Please use this section to detail the key new experiments or modifications of existing experiments that should be absolutely required to validate study conclusions.

Generally, there should be no more than 3 such required experiments or major modifications for a "Major Revision" recommendation. If more than 3 experiments are necessary to validate the study conclusions, then you are encouraged to recommend "Reject".

Reviewer #1: 1. Mechanistic depth and spatial dynamics

The central claim is that NMHC2A phosphorylation at Tyr158 is essential for cytoskeletal remodeling and PM protection. However, the study provides limited insight into how this modification coordinates actomyosin activity at specific sites of toxin-induced damage. Does phosphorylation regulate NMHC2A recruitment, assembly, or interaction with accessory proteins at PM lesions? Without this spatial and mechanistic resolution, the functional model remains incomplete.

2. Focus on a single phosphorylation site

By restricting analysis to Tyr158, the authors may be overlooking additional phosphorylation events or post-translational modifications that could also regulate NMHC2A. Given the complexity of Src signaling and cytoskeletal dynamics, the exclusive focus on one site appears narrow. At minimum, a broader phosphoproteomic analysis should be discussed, and ideally preliminary evidence provided.

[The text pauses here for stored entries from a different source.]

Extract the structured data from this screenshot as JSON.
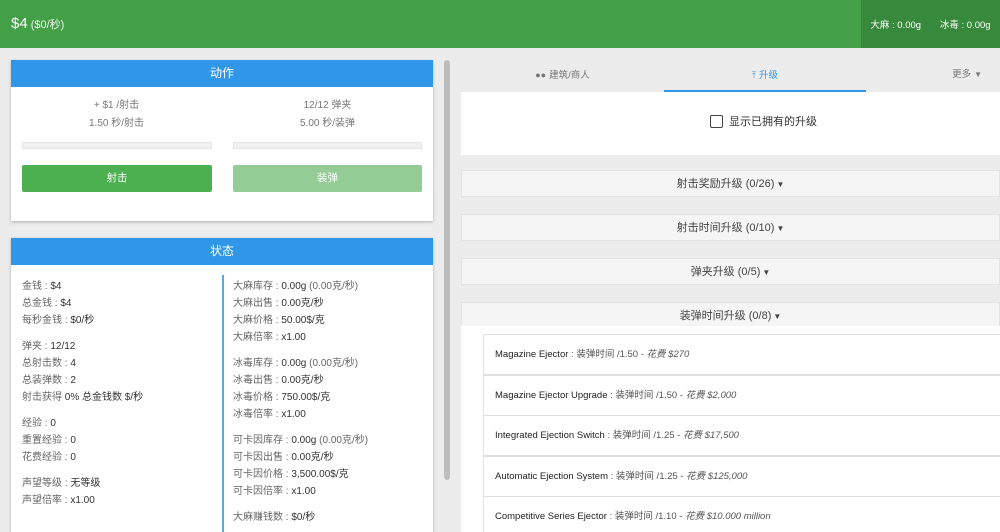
{
  "header": {
    "money": "$4",
    "rate": "($0/秒)",
    "weed": "大麻 : 0.00g",
    "meth": "冰毒 : 0.00g"
  },
  "action": {
    "title": "动作",
    "shoot_reward": "+ $1 /射击",
    "shoot_time": "1.50 秒/射击",
    "mag": "12/12 弹夹",
    "reload_time": "5.00 秒/装弹",
    "shoot_label": "射击",
    "reload_label": "装弹",
    "shoot_progress": 0,
    "reload_progress": 0
  },
  "status": {
    "title": "状态",
    "left": [
      [
        {
          "k": "金钱 : ",
          "v": "$4"
        },
        {
          "k": "总金钱 : ",
          "v": "$4"
        },
        {
          "k": "每秒金钱 : ",
          "v": "$0/秒"
        }
      ],
      [
        {
          "k": "弹夹 : ",
          "v": "12/12"
        },
        {
          "k": "总射击数 : ",
          "v": "4"
        },
        {
          "k": "总装弹数 : ",
          "v": "2"
        },
        {
          "k": "射击获得 ",
          "v": "0% 总金钱数 $/秒"
        }
      ],
      [
        {
          "k": "经验 : ",
          "v": "0"
        },
        {
          "k": "重置经验 : ",
          "v": "0"
        },
        {
          "k": "花费经验 : ",
          "v": "0"
        }
      ],
      [
        {
          "k": "声望等级 : ",
          "v": "无等级"
        },
        {
          "k": "声望倍率 : ",
          "v": "x1.00"
        }
      ]
    ],
    "right": [
      [
        {
          "k": "大麻库存 : ",
          "v": "0.00g",
          "x": " (0.00克/秒)"
        },
        {
          "k": "大麻出售 : ",
          "v": "0.00克/秒"
        },
        {
          "k": "大麻价格 : ",
          "v": "50.00$/克"
        },
        {
          "k": "大麻倍率 : ",
          "v": "x1.00"
        }
      ],
      [
        {
          "k": "冰毒库存 : ",
          "v": "0.00g",
          "x": " (0.00克/秒)"
        },
        {
          "k": "冰毒出售 : ",
          "v": "0.00克/秒"
        },
        {
          "k": "冰毒价格 : ",
          "v": "750.00$/克"
        },
        {
          "k": "冰毒倍率 : ",
          "v": "x1.00"
        }
      ],
      [
        {
          "k": "可卡因库存 : ",
          "v": "0.00g",
          "x": " (0.00克/秒)"
        },
        {
          "k": "可卡因出售 : ",
          "v": "0.00克/秒"
        },
        {
          "k": "可卡因价格 : ",
          "v": "3,500.00$/克"
        },
        {
          "k": "可卡因倍率 : ",
          "v": "x1.00"
        }
      ],
      [
        {
          "k": "大麻赚钱数 : ",
          "v": "$0/秒"
        }
      ]
    ]
  },
  "tabs": {
    "buildings": "建筑/商人",
    "upgrades": "升级",
    "more": "更多"
  },
  "show_owned_label": "显示已拥有的升级",
  "categories": [
    "射击奖励升级 (0/26)",
    "射击时间升级 (0/10)",
    "弹夹升级 (0/5)",
    "装弹时间升级 (0/8)"
  ],
  "upgrades": [
    {
      "name": "Magazine Ejector",
      "effect": " : 装弹时间 /1.50 - ",
      "cost": "花费 $270"
    },
    {
      "name": "Magazine Ejector Upgrade",
      "effect": " : 装弹时间 /1.50 - ",
      "cost": "花费 $2,000"
    },
    {
      "name": "Integrated Ejection Switch",
      "effect": " : 装弹时间 /1.25 - ",
      "cost": "花费 $17,500"
    },
    {
      "name": "Automatic Ejection System",
      "effect": " : 装弹时间 /1.25 - ",
      "cost": "花费 $125,000"
    },
    {
      "name": "Competitive Series Ejector",
      "effect": " : 装弹时间 /1.10 - ",
      "cost": "花费 $10.000 million"
    }
  ],
  "colors": {
    "header_green": "#43a047",
    "panel_blue": "#2f96e8",
    "shoot_button": "#4caf50",
    "reload_button": "#93cd95"
  }
}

Reviewer #2: This manuscript is clearly written and straight forward, however it is unclear whether activation of NM2A though Src is a mechanism that occurs in response to a true bacterial infection. The authors expose cell to exogenous LLO from a facultative intracellular pathogen. Typically, LLO is critical for the generation phagosomal pores, although eukaryotic cells may potentially experience a very limited amount of LLO at the PM; it is unclear whether the amounts used here are biologically relevant. Therefore, the mechanism of NM2A activation by PM pore formation may be a general mechanism to perturbation of the membrane or a change in membrane fluidity which is interesting but not necessarily a response to bacterial pathogenesis. These experiments would be more plausible as a response to bacterial infection, if a pore-forming toxin from a generally extracellular bacterium were used, for example PLY from Streptococcus pneumoniae or SLO from Streptococcus pyogenes. As presented, LLO and the Bacillus thuringiensis homolog are used as tools to induce PM pore formation but whether the identified NM2A activation pathway happens in the context of a true bacterial infection and not the addition of exogenous protein is unclear. Can the authors show evidence that NM2A activation happens in the context of Listeria monocytogenes infection of host cells or infections of C. elegans with Bacillus thuringiensis? Or does PLY or SLO trigger the same response observed from LLO?

Reviewer #3: 1. If the authors opt to maintain their argument that this Src-NMHC2A pathway is a response to LLO-induced damage; thus, informing us of host responses to Listeria pathogenesis, the authors should strongly consider repeating Figures 1AB or 1CD using host cells that were either not infected or infected with WT or Δhly Listeria. Furthermore, the use of a defective variant of either LLO (ex. LLOS176W) or other pore-forming toxins should be strongly considered to determine whether or not this signaling pathway is truly a response to the pore-forming activities of this toxin instead of alternative mechanisms (ex. contaminating endotoxins that trigger an immune response). Given the results on Figures 5C and 5E, whether this pathway is a general stress response to the activation of innate immune pathways instead of pore-formation itself should be considered.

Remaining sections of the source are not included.